< Hosea 3 >
1 Daarna sprak Jahweh tot mij: Ga nu opnieuw de vrouw beminnen, die zich door een ander het hof laat maken en overspel doet; juist zoals Jahweh de kinderen van Israël blijft beminnen, ofschoon ze zich tot vreemde goden hebben gewend, en op druiven-koeken verzot zijn.

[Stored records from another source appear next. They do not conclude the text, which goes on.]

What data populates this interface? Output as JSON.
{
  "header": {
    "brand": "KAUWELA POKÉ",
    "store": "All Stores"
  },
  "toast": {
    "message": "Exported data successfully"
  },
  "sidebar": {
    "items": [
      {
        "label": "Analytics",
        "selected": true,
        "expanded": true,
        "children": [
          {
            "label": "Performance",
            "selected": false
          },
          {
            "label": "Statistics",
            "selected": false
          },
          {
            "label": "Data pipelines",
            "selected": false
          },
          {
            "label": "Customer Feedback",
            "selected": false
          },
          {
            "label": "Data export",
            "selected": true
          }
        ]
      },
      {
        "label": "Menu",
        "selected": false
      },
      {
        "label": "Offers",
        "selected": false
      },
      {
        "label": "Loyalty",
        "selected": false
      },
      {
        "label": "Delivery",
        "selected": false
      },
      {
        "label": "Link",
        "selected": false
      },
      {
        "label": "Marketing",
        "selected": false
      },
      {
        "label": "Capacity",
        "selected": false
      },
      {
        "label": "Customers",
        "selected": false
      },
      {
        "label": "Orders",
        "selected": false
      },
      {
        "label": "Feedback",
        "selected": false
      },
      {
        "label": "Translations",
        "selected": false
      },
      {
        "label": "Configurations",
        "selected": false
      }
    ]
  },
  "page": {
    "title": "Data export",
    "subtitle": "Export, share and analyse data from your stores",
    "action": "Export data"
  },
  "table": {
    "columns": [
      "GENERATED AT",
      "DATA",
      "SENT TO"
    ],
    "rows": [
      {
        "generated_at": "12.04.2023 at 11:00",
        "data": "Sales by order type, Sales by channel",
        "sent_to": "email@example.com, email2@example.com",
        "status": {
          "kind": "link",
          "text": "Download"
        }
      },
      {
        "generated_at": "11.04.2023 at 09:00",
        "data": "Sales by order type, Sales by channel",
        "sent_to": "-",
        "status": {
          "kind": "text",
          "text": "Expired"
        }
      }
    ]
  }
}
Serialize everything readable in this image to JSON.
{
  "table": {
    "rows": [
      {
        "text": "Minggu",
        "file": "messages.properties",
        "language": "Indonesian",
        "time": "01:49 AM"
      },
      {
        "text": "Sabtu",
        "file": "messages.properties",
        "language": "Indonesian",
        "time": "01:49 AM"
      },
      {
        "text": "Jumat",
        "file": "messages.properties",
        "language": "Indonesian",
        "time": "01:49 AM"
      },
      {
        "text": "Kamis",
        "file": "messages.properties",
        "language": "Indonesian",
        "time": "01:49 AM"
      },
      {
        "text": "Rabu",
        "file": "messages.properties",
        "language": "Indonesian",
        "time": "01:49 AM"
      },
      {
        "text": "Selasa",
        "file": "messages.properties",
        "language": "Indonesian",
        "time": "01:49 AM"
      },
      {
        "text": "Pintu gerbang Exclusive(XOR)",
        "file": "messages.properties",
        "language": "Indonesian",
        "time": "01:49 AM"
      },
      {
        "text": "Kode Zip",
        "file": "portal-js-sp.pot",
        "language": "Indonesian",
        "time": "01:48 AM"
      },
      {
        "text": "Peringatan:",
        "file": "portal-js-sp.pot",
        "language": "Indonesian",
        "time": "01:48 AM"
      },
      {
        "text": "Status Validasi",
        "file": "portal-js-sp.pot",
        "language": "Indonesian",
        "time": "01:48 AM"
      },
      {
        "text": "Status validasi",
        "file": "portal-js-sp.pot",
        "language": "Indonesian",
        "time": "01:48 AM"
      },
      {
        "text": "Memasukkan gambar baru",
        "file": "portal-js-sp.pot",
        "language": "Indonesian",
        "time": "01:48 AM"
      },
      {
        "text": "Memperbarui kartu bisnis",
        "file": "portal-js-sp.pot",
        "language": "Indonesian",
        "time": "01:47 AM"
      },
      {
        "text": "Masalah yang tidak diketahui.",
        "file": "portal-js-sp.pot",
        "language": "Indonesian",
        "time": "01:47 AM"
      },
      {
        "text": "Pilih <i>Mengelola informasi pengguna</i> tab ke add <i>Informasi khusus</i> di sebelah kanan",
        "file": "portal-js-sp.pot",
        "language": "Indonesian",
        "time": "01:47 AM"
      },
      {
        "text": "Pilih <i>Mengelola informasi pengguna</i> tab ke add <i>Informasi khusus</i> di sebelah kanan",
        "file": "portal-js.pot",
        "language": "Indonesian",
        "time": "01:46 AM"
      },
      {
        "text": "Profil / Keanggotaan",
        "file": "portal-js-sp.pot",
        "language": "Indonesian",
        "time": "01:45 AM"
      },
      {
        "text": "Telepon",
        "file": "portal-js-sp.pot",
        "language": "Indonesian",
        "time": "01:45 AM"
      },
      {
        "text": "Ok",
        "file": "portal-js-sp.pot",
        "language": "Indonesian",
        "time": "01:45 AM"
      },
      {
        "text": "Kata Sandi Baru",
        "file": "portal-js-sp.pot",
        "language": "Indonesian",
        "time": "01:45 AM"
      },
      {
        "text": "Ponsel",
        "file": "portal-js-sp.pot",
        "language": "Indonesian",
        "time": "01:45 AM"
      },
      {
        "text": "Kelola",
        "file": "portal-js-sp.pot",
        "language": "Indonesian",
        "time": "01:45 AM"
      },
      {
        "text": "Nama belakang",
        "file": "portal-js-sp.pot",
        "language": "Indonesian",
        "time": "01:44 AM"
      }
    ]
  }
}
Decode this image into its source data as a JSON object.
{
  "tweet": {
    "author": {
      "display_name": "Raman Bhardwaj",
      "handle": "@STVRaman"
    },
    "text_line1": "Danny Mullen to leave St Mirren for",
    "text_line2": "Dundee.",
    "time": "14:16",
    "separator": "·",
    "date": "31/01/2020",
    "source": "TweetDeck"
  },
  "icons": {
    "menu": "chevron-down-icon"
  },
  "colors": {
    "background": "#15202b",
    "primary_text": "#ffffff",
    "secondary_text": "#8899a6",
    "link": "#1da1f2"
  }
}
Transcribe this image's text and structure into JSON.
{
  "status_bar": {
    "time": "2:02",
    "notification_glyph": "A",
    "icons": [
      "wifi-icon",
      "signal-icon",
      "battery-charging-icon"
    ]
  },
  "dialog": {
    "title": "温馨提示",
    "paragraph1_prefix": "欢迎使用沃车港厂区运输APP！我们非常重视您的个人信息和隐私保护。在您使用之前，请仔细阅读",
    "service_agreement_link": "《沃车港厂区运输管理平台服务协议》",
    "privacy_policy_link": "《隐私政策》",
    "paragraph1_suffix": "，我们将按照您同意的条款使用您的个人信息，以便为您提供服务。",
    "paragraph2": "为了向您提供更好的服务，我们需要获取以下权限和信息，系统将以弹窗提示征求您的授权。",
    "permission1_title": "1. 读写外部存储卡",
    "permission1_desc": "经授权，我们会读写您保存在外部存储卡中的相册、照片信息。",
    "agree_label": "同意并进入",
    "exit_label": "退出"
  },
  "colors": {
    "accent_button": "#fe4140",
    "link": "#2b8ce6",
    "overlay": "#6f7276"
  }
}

Et l’Éternel me dit: Va encore, aime une femme aimée d’un ami, et adultère, selon l’amour de l’Éternel pour les fils d’Israël, tandis qu’eux se tournent vers d’autres dieux et aiment les gâteaux de raisins.
2 Ik won ze dus terug voor vijftien zilverlingen en anderhalve maat gerst.
Et je me l’achetai pour 15 [pièces] d’argent, et un khomer d’orge et un léthec d’orge.
3 Toen sprak ik tot haar: Blijf nu lange tijd rustig bij mij, zonder ontucht te doen, of aan een man te behoren; ook ik blijf u getrouw.
Et je lui dis: Durant beaucoup de jours tu m’attendras, tu ne te prostitueras pas, et tu ne seras à [aucun] homme; et moi [je ferai] de même à ton égard.
4 Want lange tijd zullen de kinderen van Israël zonder koning of vorst blijven zitten, zonder offer en wijsteen, zonder orakel en goden.
Car les fils d’Israël resteront beaucoup de jours sans roi, et sans prince, et sans sacrifice, et sans statue, et sans éphod ni théraphim.
5 Maar dan zullen de kinderen van Israël zich bekeren, Jahweh, hun God, weer zoeken, en David hun koning; op het einde der dagen keren zij vol ontzag tot Jahweh en zijn weldaden terug!
Ensuite, les fils d’Israël retourneront et rechercheront l’Éternel, leur Dieu, et David, leur roi, et se tourneront avec crainte vers l’Éternel et vers sa bonté, à la fin des jours.